Though a recent Gallup poll revealed that six out of ten adult Americans read the Bible occasionally, I presume the percentage is significantly lower for Catholics.

My hunch why so few Catholics turn to Scripture to help understand and deepen their religious experiences springs from how most of us were formally introduced to our faith: through catechisms. The contrast between scriptural faith and catechism faith is similar to perceiving reality in color or in black and white.

Bible literature never provides the facile answers which catechisms offer. Those who have the courage to delve into Scripture usually surface more questions than answers, as we hear in the second reading (I Cor 15: 54-58).


Some of Paul's readers doubt that they'll rise after their physical deaths. The questions feeding their doubts are still around 19 centuries later; they even surfaced during my childhood catechism classes. What age will we be in heaven? If we're missing a limb here, will it be restored there? Will bodies which have turn to dust before the final judgment be made whole again in heaven?

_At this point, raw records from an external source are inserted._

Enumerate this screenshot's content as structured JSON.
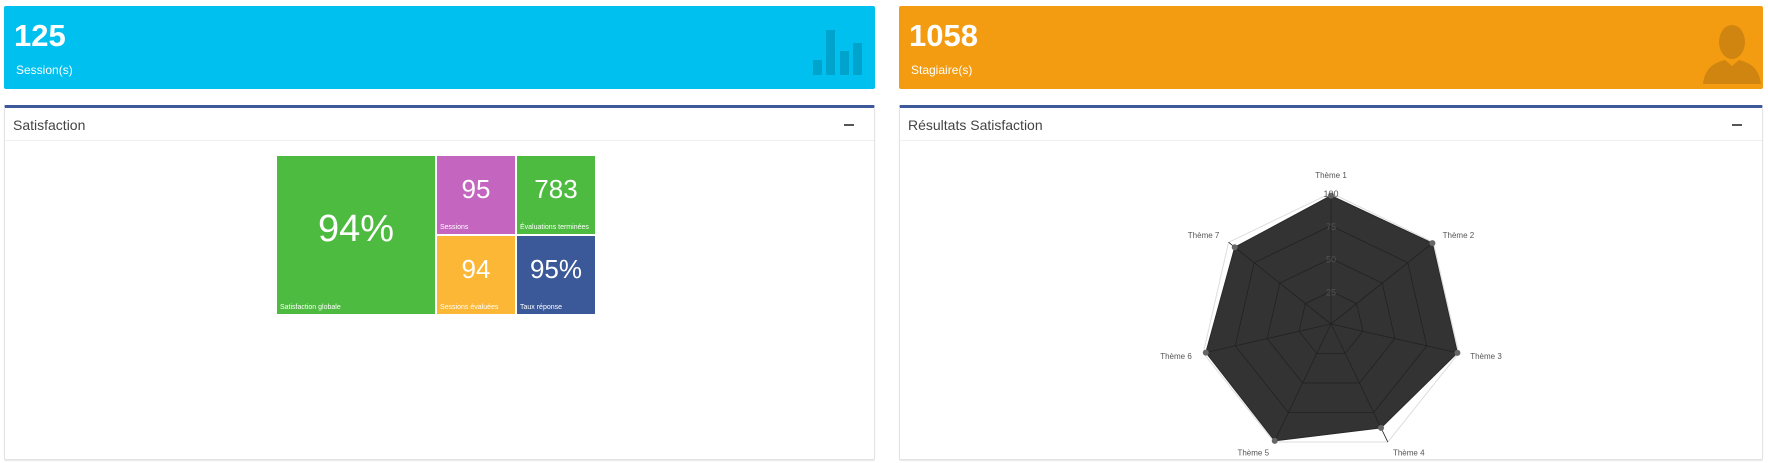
{
  "cards": [
    {
      "value": "125",
      "label": "Session(s)",
      "icon": "bar-chart-icon",
      "color": "#00c0ef"
    },
    {
      "value": "1058",
      "label": "Stagiaire(s)",
      "icon": "user-icon",
      "color": "#f39c12"
    }
  ],
  "satisfaction": {
    "title": "Satisfaction",
    "tiles": [
      {
        "value": "94%",
        "label": "Satisfaction globale",
        "color": "#4cbb3f"
      },
      {
        "value": "95",
        "label": "Sessions",
        "color": "#c466c0"
      },
      {
        "value": "783",
        "label": "Évaluations terminées",
        "color": "#4cbb3f"
      },
      {
        "value": "94",
        "label": "Sessions évaluées",
        "color": "#fbb735"
      },
      {
        "value": "95%",
        "label": "Taux réponse",
        "color": "#3b5998"
      }
    ]
  },
  "results": {
    "title": "Résultats Satisfaction",
    "chart_data": {
      "type": "radar",
      "categories": [
        "Thème 1",
        "Thème 2",
        "Thème 3",
        "Thème 4",
        "Thème 5",
        "Thème 6",
        "Thème 7"
      ],
      "values": [
        98,
        99,
        99,
        88,
        99,
        98,
        94
      ],
      "rlim": [
        0,
        100
      ],
      "ticks": [
        "25",
        "50",
        "75",
        "100"
      ],
      "fill_color": "#333333"
    }
  }
}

Paul doesn't have many answers. He simply says that at the resurrection the corruptible will clothe itself with incorruptibility, the mortal with immortality. He never offers specifics about the resurrected body's shape or design. But he's absolutely certain about one thing: "My brothers and sisters, be firm, steadfast, always fully devoted to the work of the Lord, knowing that in the Lord your labor is not in vain."

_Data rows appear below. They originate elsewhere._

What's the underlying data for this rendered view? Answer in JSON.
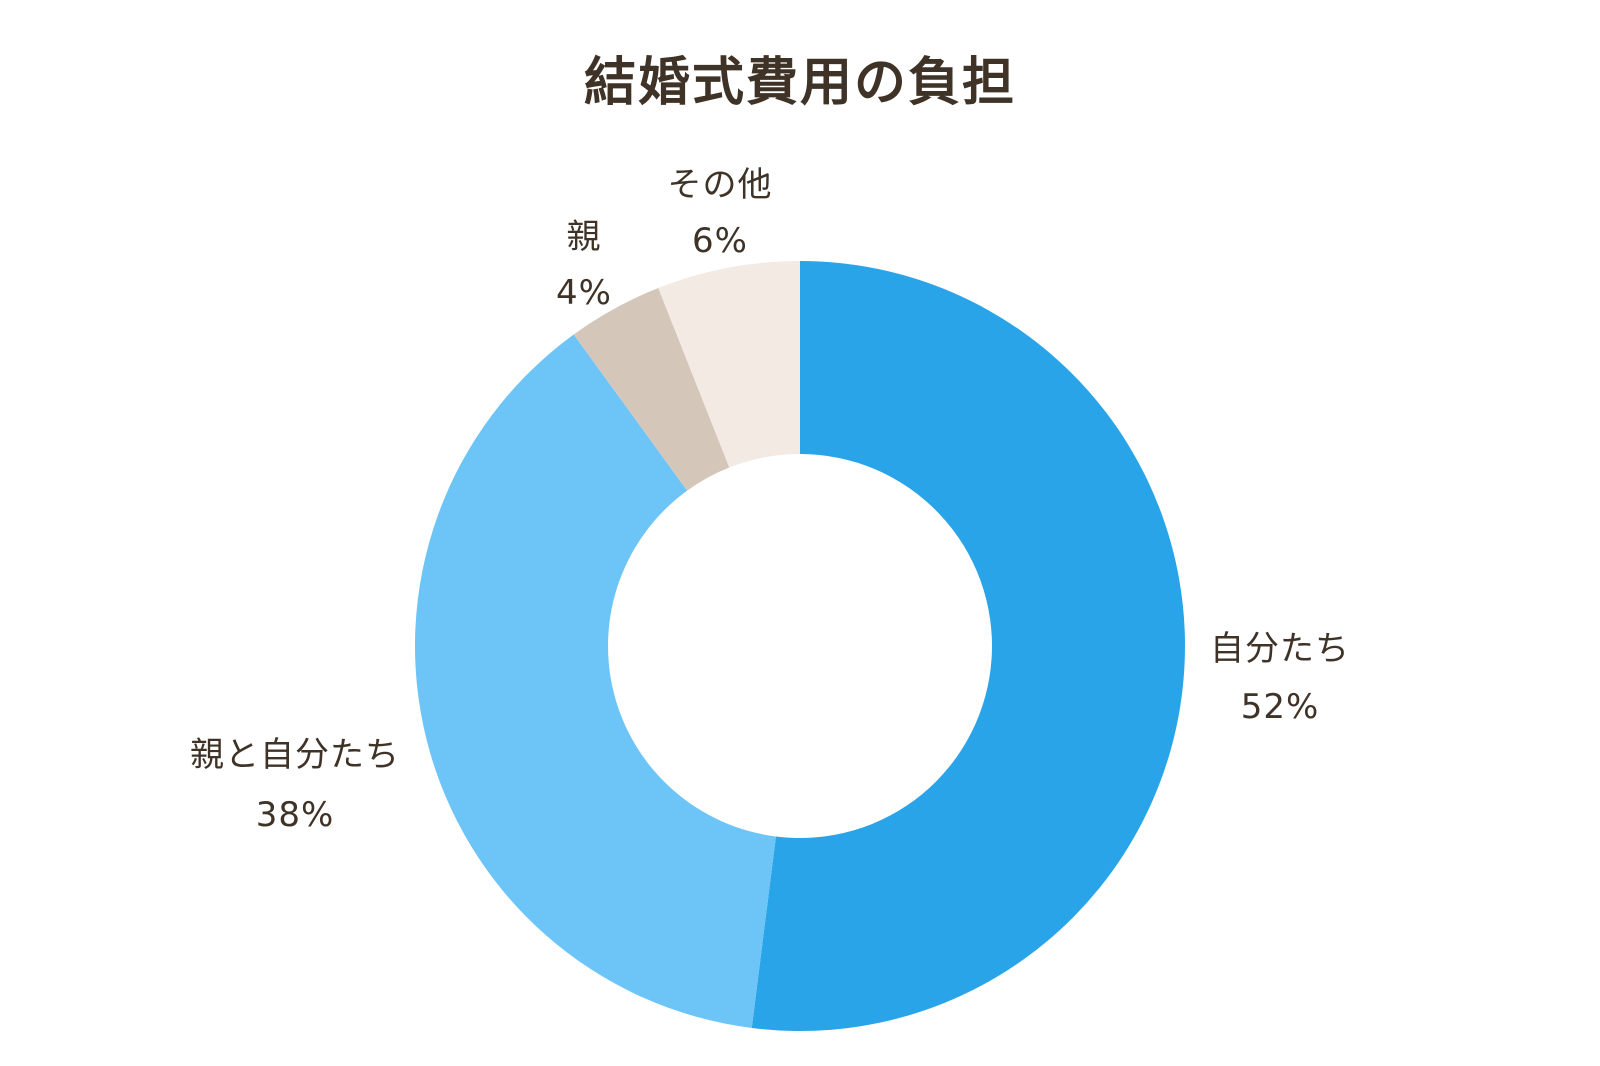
{
  "chart_data": {
    "type": "pie",
    "variant": "donut",
    "title": "結婚式費用の負担",
    "start": "top",
    "direction": "clockwise",
    "slices": [
      {
        "label": "自分たち",
        "value": 52,
        "display": "52%",
        "color": "#29a4e8"
      },
      {
        "label": "親と自分たち",
        "value": 38,
        "display": "38%",
        "color": "#6cc4f7"
      },
      {
        "label": "親",
        "value": 4,
        "display": "4%",
        "color": "#d4c7ba"
      },
      {
        "label": "その他",
        "value": 6,
        "display": "6%",
        "color": "#f3eae3"
      }
    ],
    "legend": "none"
  }
}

Even if we don't have all the answers, our faith in and imitation of Jesus assures us that the future will be a life-expanding experience.

But what are we to do between now and eternity? If we can't acquire detailed knowledge about our future life with Jesus, how does a person of faith occupy his or her time?

We could copy Sirach and become perceptive observers of human behavior, eventually producing insightful statements about our experiences (Sir 27:47). Or we could change our daily behavior patterns enough to start bringing life to everything we do here and now.

Most people believe that the environment in which they live must change before they can experience real life. Such an attitude contradicts the way Jesus' first followers looked at reality. His earliest disciples believed that by changing themselves they'd actually create a life-giving environment. That's why the Gospels, and Luke's Sermon on the Plain in particular, put so much emphasis on personal conversion (Lk 6: 39-45).

Inside us

If, for instance, we can't see "the light" shining in our lives, how can we show that light to others? There's not much of a demand for blind guides.

Likewise, there's no sense trying to make others better while we ignore the evil forces which dominate our own lives. It's always easier to keep the other person's splinter more in focus than the beam which blocks our view of reality.

Good doesn't happen by accident, nor does it come about because all our faith-questions are answered. It only appears when good people cause it to happen. Or, as Jesus says, "A good person out of the store of goodness in her or his heart produces good."

Why waste time looking for answers? The authors of Scripture constantly remind us that God's power will bring about all we need to be fulfilled. A catechism quest for answers should never lead us to ignore or underestimate what we can do to create good in the present, even if we're not certain what that good will accomplish in the future. That's what true, questioning, colorful faith is all about.